Master of Science (MS)


Medical Sciences Interdepartmental Area

First Advisor

James O. Armitage, MD

Second Advisor

Sarah A. Holstein, MD, PhD

Third Advisor

Ann Berger, PhD

Fourth Advisor

Christopher Wichman, PhD


Integrating geriatric assessment for patient profiling and genetic profiling of leukemic cells represents an innovative approach to personalize therapy selection in older adults with acute myeloid leukemia (AML). We report results of a pre-planned interim analysis of a pragmatic phase II trial that utilized this strategy to personalize therapy. Patients ≥60 years with a new diagnosis of AML underwent geriatric assessment prior to initiation of treatment. Geriatric assessment of physical function, cognitive function and comorbidity burden were used to determine fitness for chemotherapy.
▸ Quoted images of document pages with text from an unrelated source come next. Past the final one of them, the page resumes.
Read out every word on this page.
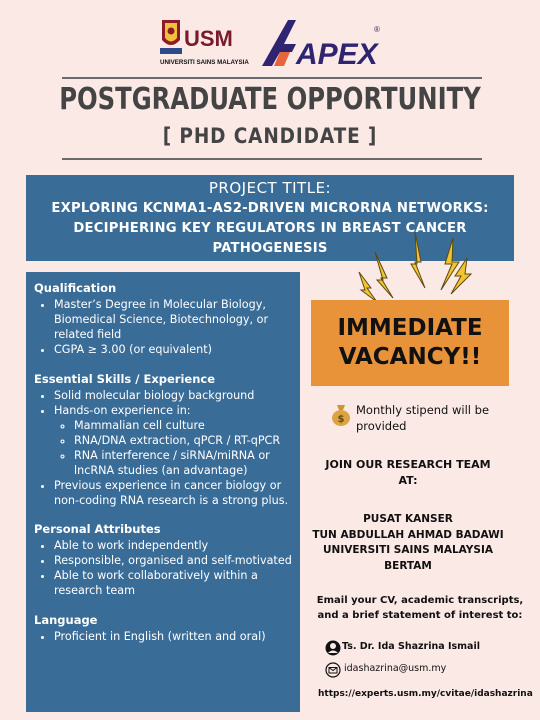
USM
UNIVERSITI SAINS MALAYSIA APEX
®
POSTGRADUATE OPPORTUNITY
[ PHD CANDIDATE ]
PROJECT TITLE:
EXPLORING KCNMA1-AS2-DRIVEN MICRORNA NETWORKS: DECIPHERING KEY REGULATORS IN BREAST CANCER PATHOGENESIS
Qualification
• Master’s Degree in Molecular Biology, Biomedical Science, Biotechnology, or related field
• CGPA ≥ 3.00 (or equivalent)
Essential Skills / Experience
• Solid molecular biology background
• Hands-on experience in:
◦ Mammalian cell culture
◦ RNA/DNA extraction, qPCR / RT-qPCR
◦ RNA interference / siRNA/miRNA or lncRNA studies (an advantage)
• Previous experience in cancer biology or non-coding RNA research is a strong plus.
Personal Attributes
• Able to work independently
• Responsible, organised and self-motivated
• Able to work collaboratively within a research team
Language
• Proficient in English (written and oral)
IMMEDIATE
VACANCY!!
$
Monthly stipend will be provided
JOIN OUR RESEARCH TEAM
AT:
PUSAT KANSER
TUN ABDULLAH AHMAD BADAWI
UNIVERSITI SAINS MALAYSIA
BERTAM
Email your CV, academic transcripts,
and a brief statement of interest to:
Ts. Dr. Ida Shazrina Ismail
idashazrina@usm.my
https://experts.usm.my/cvitae/idashazrina
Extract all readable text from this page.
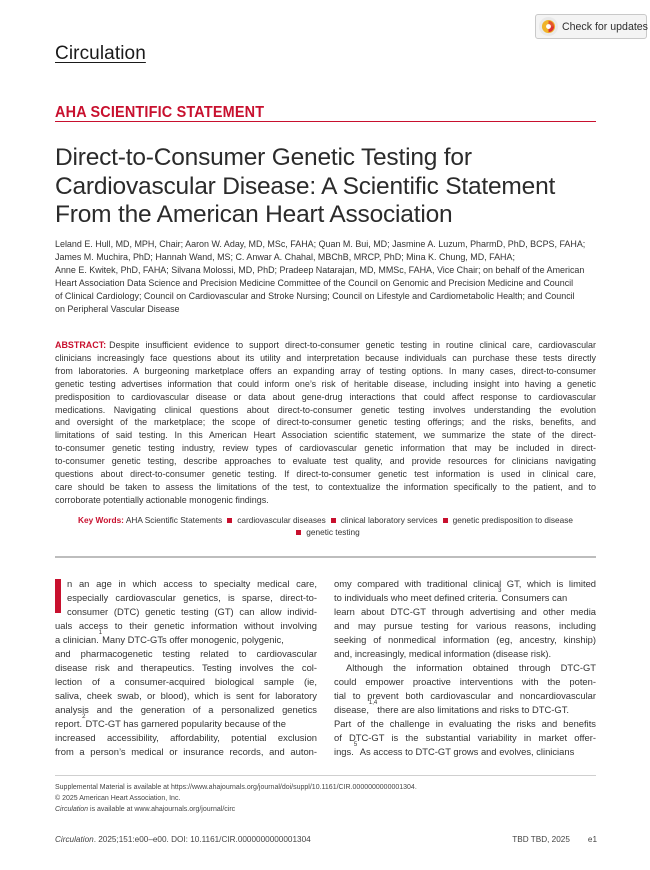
Check for updates
Circulation
AHA SCIENTIFIC STATEMENT
Direct-to-Consumer Genetic Testing for
Cardiovascular Disease: A Scientific Statement
From the American Heart Association
Leland E. Hull, MD, MPH, Chair; Aaron W. Aday, MD, MSc, FAHA; Quan M. Bui, MD; Jasmine A. Luzum, PharmD, PhD, BCPS, FAHA;
James M. Muchira, PhD; Hannah Wand, MS; C. Anwar A. Chahal, MBChB, MRCP, PhD; Mina K. Chung, MD, FAHA;
Anne E. Kwitek, PhD, FAHA; Silvana Molossi, MD, PhD; Pradeep Natarajan, MD, MMSc, FAHA, Vice Chair; on behalf of the American
Heart Association Data Science and Precision Medicine Committee of the Council on Genomic and Precision Medicine and Council
of Clinical Cardiology; Council on Cardiovascular and Stroke Nursing; Council on Lifestyle and Cardiometabolic Health; and Council
on Peripheral Vascular Disease
ABSTRACT: Despite insufficient evidence to support direct-to-consumer genetic testing in routine clinical care, cardiovascular
clinicians increasingly face questions about its utility and interpretation because individuals can purchase these tests directly
from laboratories. A burgeoning marketplace offers an expanding array of testing options. In many cases, direct-to-consumer
genetic testing advertises information that could inform one’s risk of heritable disease, including insight into having a genetic
predisposition to cardiovascular disease or data about gene-drug interactions that could affect response to cardiovascular
medications. Navigating clinical questions about direct-to-consumer genetic testing involves understanding the evolution
and oversight of the marketplace; the scope of direct-to-consumer genetic testing offerings; and the risks, benefits, and
limitations of said testing. In this American Heart Association scientific statement, we summarize the state of the direct-
to-consumer genetic testing industry, review types of cardiovascular genetic information that may be included in direct-
to-consumer genetic testing, describe approaches to evaluate test quality, and provide resources for clinicians navigating
questions about direct-to-consumer genetic testing. If direct-to-consumer genetic test information is used in clinical care,
care should be taken to assess the limitations of the test, to contextualize the information specifically to the patient, and to
corroborate potentially actionable monogenic findings.
Key Words: AHA Scientific Statements cardiovascular diseases clinical laboratory services genetic predisposition to disease
genetic testing
n an age in which access to specialty medical care,
especially cardiovascular genetics, is sparse, direct-to-
consumer (DTC) genetic testing (GT) can allow individ-
uals access to their genetic information without involving
a clinician.
1
Many DTC-GTs offer monogenic, polygenic,
and pharmacogenetic testing related to cardiovascular
disease risk and therapeutics. Testing involves the col-
lection of a consumer-acquired biological sample (ie,
saliva, cheek swab, or blood), which is sent for laboratory
analysis and the generation of a personalized genetics
report.
2
DTC-GT has garnered popularity because of the
increased accessibility, affordability, potential exclusion
from a person’s medical or insurance records, and auton-
omy compared with traditional clinical GT, which is limited
to individuals who meet defined criteria.
3
Consumers can
learn about DTC-GT through advertising and other media
and may pursue testing for various reasons, including
seeking of nonmedical information (eg, ancestry, kinship)
and, increasingly, medical information (disease risk).
Although the information obtained through DTC-GT
could empower proactive interventions with the poten-
tial to prevent both cardiovascular and noncardiovascular
disease,
1,4
there are also limitations and risks to DTC-GT.
Part of the challenge in evaluating the risks and benefits
of DTC-GT is the substantial variability in market offer-
ings.
5

As access to DTC-GT grows and evolves, clinicians
Supplemental Material is available at https://www.ahajournals.org/journal/doi/suppl/10.1161/CIR.0000000000001304.
© 2025 American Heart Association, Inc.
Circulation is available at www.ahajournals.org/journal/circ
Circulation. 2025;151:e00–e00. DOI: 10.1161/CIR.0000000000001304	TBD TBD, 2025 e1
Patients with good or intermediate-risk AML received intensive chemotherapy such as anthracycline and cytarabine (7+3) if determined to be fit. Patients with high-risk AML received low-intensity chemotherapy, or liposomal preparation of anthracycline and cytarabine (CPX 351) if they met the FDA approved indication and were fit. The pre-planned interim analysis results are based on the first 27 AML patients. Characteristics included a median age of 70 years (range 60-84 years), 56% female, and 96% white. Over half of the patients had ≥3 comorbidities, impairment in objective physical function or cognitive screen. Risk categories included adverse (64%), intermediate (16%), and good-risk AML (20%) (2017 European LeukemiaNet criteria). Three patients received intensive chemotherapy; other received low intensity chemotherapy. The median time from enrollment to treatment initiation was 2 days (range 0-9). Mortality at 30 days was 3.7% and at 90 days was 29.6%. In conclusion, our study results demonstrate feasibility of using geriatric assessment and genetic profiling of leukemia cells to personalize therapy selection in older adults with AML.